= Francis of Marchia =

Italian Franciscan theologian and philosopher

Francis of Marchia (c. 1290 - after 1344) was an Italian Franciscan theologian and philosopher. He was an ally of William of Ockham and Michael of Cesena, and opponent of Pope John XXII, in the struggles of the Franciscan Spirituals, leading to his expulsion from the order in 1329. He was commenting on the Sentences of Peter Lombard around 1320, but no longer closely bound to Lombard; for example he incidentally theorises on projectile motion, views now thought to be taken from Richard Rufus of Cornwall. He was nicknamed Doctor succinctus ('the concise teacher').

==Life==
After his initial education Francis of Marchia became an instructor at various places to include a studia. His most famous teachings were his commentaries on the Sentences at the University of Paris. It is likely that Marchia's lectures were transcribed by his students, which he edited resulting in several versions of his commentary in manuscript form. Before leaving for Avignon around 1324 to teach at a Franciscan convent, Marchia composed several scholarly commentaries, including two on Aristotle's Metaphysics and one on Physics. The Quodlibet was written afterwards, between 1324 and 1328. Marchia supported the Franciscan Minister General, Michael of Cesena, and renounced Pope John XXII's concept of poverty in 1328. Following the renunciation he fled with Michael and William of Ockham to Munich. The Improbatio, a rebuttal to the Pope's Papal bull titled Quia vir reprobus, was written during this time, as well as the Allegationes Religiosorum Vivorum, co-authored by Marchia and Ockham and assembled by Michael. In 1343 Marchia repented and died shortly after.

==Philosophy==

===Property Rights===
In the Improbatio, Francis of Marchia focuses on determining when and where property rights originated to support the Franciscan belief that Christ lived in absolute poverty. He distinguishes between two types of dominia: the dominium before the fall and the dominium after. The dominium before the fall, also known as the dominion of the prelapsarian state, was a time where all of God's creatures rejoiced in happiness, were deeply connected to one another, and shared in God's creation. The dominium after the fall was caused by the first sin of Adam, making the issue of property rights distinctly human.

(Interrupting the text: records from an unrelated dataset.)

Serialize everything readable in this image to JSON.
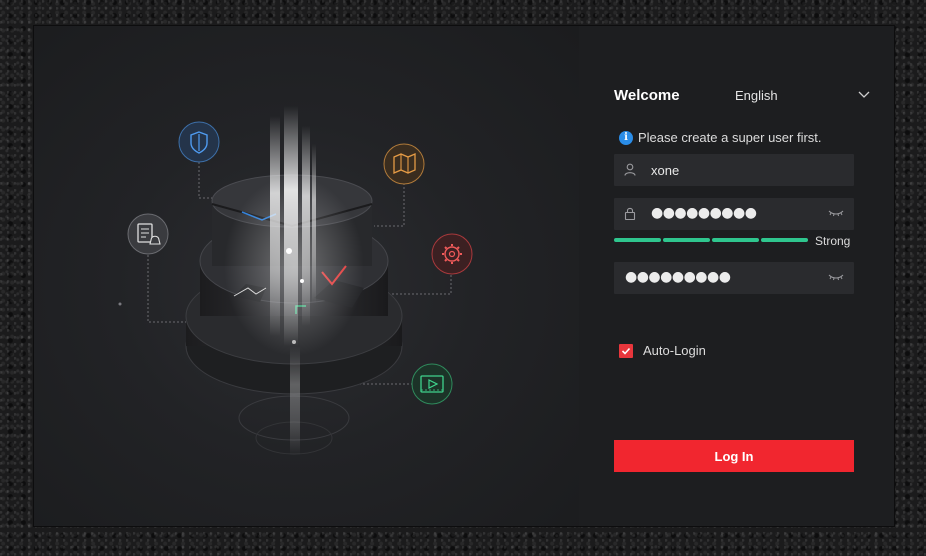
{
  "window": {
    "minimize_icon": "minimize-icon",
    "close_icon": "close-icon"
  },
  "form": {
    "welcome": "Welcome",
    "language": "English",
    "hint": "Please create a super user first.",
    "username": "xone",
    "password_mask": "●●●●●●●●●",
    "confirm_mask": "●●●●●●●●●",
    "strength_label": "Strong",
    "strength_level": 4,
    "strength_max": 4,
    "auto_login_label": "Auto-Login",
    "auto_login_checked": true,
    "login_label": "Log In"
  },
  "colors": {
    "accent_red": "#f1262f",
    "strength_green": "#2fc68e",
    "info_blue": "#2a8de8"
  }
}
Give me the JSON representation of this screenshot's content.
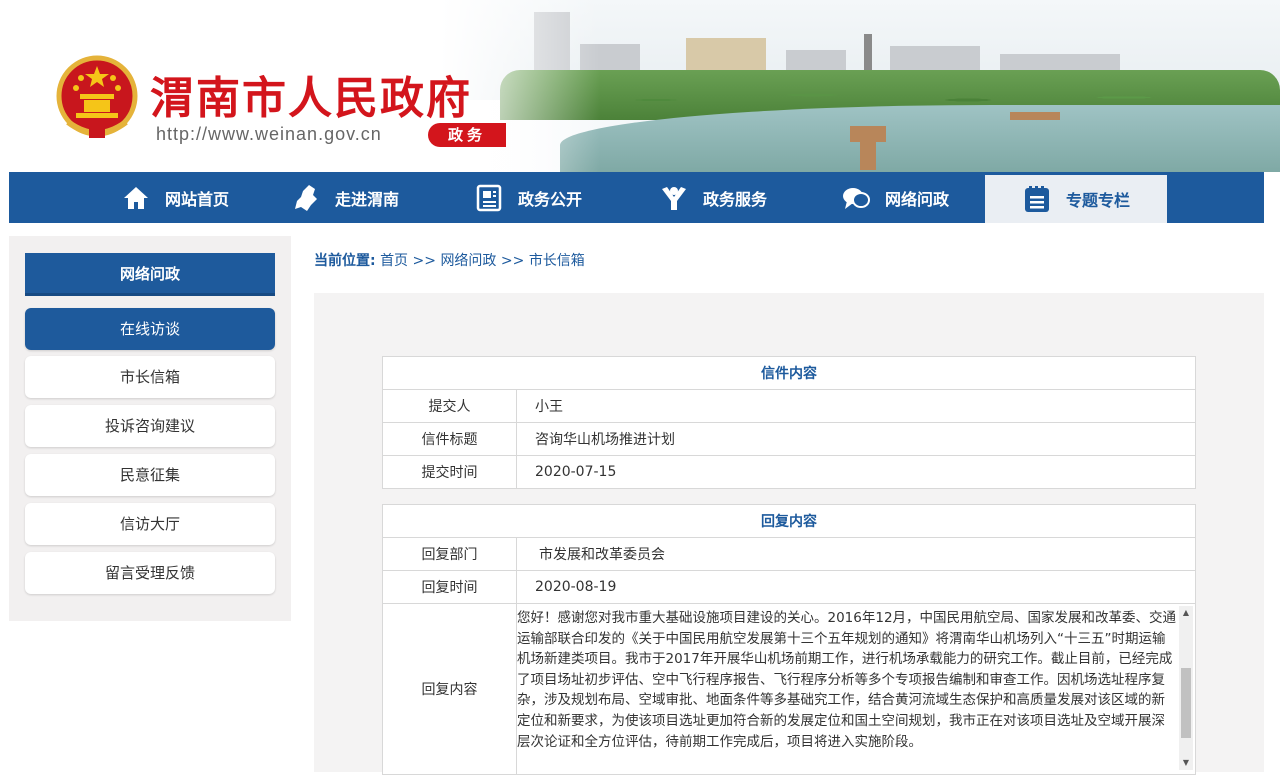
{
  "header": {
    "title": "渭南市人民政府",
    "url": "http://www.weinan.gov.cn",
    "tag": "政务"
  },
  "nav": {
    "items": [
      {
        "label": "网站首页",
        "icon": "home-icon"
      },
      {
        "label": "走进渭南",
        "icon": "map-icon"
      },
      {
        "label": "政务公开",
        "icon": "document-icon"
      },
      {
        "label": "政务服务",
        "icon": "service-icon"
      },
      {
        "label": "网络问政",
        "icon": "chat-icon"
      },
      {
        "label": "专题专栏",
        "icon": "calendar-list-icon"
      }
    ]
  },
  "sidebar": {
    "heading": "网络问政",
    "items": [
      {
        "label": "在线访谈"
      },
      {
        "label": "市长信箱"
      },
      {
        "label": "投诉咨询建议"
      },
      {
        "label": "民意征集"
      },
      {
        "label": "信访大厅"
      },
      {
        "label": "留言受理反馈"
      }
    ]
  },
  "breadcrumb": {
    "prefix": "当前位置:",
    "home": "首页",
    "sep": ">>",
    "section": "网络问政",
    "current": "市长信箱"
  },
  "letter": {
    "heading": "信件内容",
    "submitter_label": "提交人",
    "submitter": "小王",
    "subject_label": "信件标题",
    "subject": "咨询华山机场推进计划",
    "time_label": "提交时间",
    "time": "2020-07-15"
  },
  "reply": {
    "heading": "回复内容",
    "dept_label": "回复部门",
    "dept": "市发展和改革委员会",
    "time_label": "回复时间",
    "time": "2020-08-19",
    "content_label": "回复内容",
    "content": "您好！感谢您对我市重大基础设施项目建设的关心。2016年12月，中国民用航空局、国家发展和改革委、交通运输部联合印发的《关于中国民用航空发展第十三个五年规划的通知》将渭南华山机场列入“十三五”时期运输机场新建类项目。我市于2017年开展华山机场前期工作，进行机场承载能力的研究工作。截止目前，已经完成了项目场址初步评估、空中飞行程序报告、飞行程序分析等多个专项报告编制和审查工作。因机场选址程序复杂，涉及规划布局、空域审批、地面条件等多基础究工作，结合黄河流域生态保护和高质量发展对该区域的新定位和新要求，为使该项目选址更加符合新的发展定位和国土空间规划，我市正在对该项目选址及空域开展深层次论证和全方位评估，待前期工作完成后，项目将进入实施阶段。"
  },
  "colors": {
    "brand_red": "#d3151c",
    "nav_blue": "#1d5a9d"
  }
}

Francesco pointed out "that divine permission for the Fall of man is a consequence of God's willing that Christ be the Redeemer." In such a way, the Fall (and the dominium after the Fall) are a consequent of the Incarnation, not an antecedent.

The Pope had denied that the origin of property was linked to humans, claiming that it was sin itself that was the cause. Marchia agreed that without sin there would be no property rights, however, sin did not immediately bring about the concept of property. Francis maintained it was human law that was responsible for the formation of property rights, not Divine law, and used the story of Cain and Abel, citing Cain's corrupted will to support his belief.

===Projectile Motion===
Francis of Marchia's theory of projectile motion, referred to as virtus derelicta, is described in the sections of his commentaries on Sentences explaining the consecration of the Eucharist. Virtus derelicta states: the motion of an object is caused by a force left behind by the object that acted upon it. Unlike the theory of inertia meant to explain natural phenomenon, Marchia formulates virtus derelicta to be an all-inclusive explanation of both natural and supernatural phenomena.

Virtus derelicta explains several different kinds of motion – perpetual and finite - and is meant to account for unnatural changes. Key elements of virtus derelicta include:

- An object is put in motion by another object, which leaves virtus derelicta in the moving object.
- At the beginning of any given motion, virtus derelicta can work with or against the natural disposition of the object in motion.
- If it works against the moving object, virtus derelicta will dissipate and eventually leave the body, ceasing motion.
- If it works with the moving object, virtus derelicta stays in the object causing the potential for perpetual motion.

There are several philosophers before Marchia's time, such as Richard Rufus of Cornwall from the 13th century, that seem to form their own versions of virtus derelicta, so it is unclear whether this theory truly originated from Marchia. It is evident, however, that philosophers such as Jean Buridan and Gerard Odonis used Marchia's theory to refine their own concepts of virtus derelicta, confirming that the Franciscan played a key role in the evolution of philosophy on physics.

===Act of the Will===
Another focus of Francis of Marchia's commentary on the Sentences posed in Book II was how the will could act against reason resulting in moral culpability: whether the will could either act prior to, or against rational judgment. Marchia argued that the will is the cause of action. After a judgment is made, the will decides to act either in accordance with that judgment or against it. The will constitutes the middle term between judgment and action. Without it, the judgment would necessitate action, negating the concept of free will and moral culpability. In addition, the will is under a law that obliges it to perform good acts. Without this obligation there would be no sin.

To answer how the will could go against this obligation, Marchia distinguishes between apprehensive and a judicative acts. Apprehensive acts are necessary for the will to function, and are result of intellectual cognitions and judgments. Judicative acts are formed from more complex knowledge where reasoning is judiciously applied. Volition does not require judicative acts to be performed, which explains how humans are able to sin. In other words, the will does not depend on rational judgment.

To avoid the objection that judgment is required for reasoning and cannot be ignored in the deliberative process, Marchia offers a further distinction between apprehensive and judicative knowledge, and two types of rational reflective judgments. These distinctions allow for one judgment to be selected over another due to the strength it receives from being selected by the will.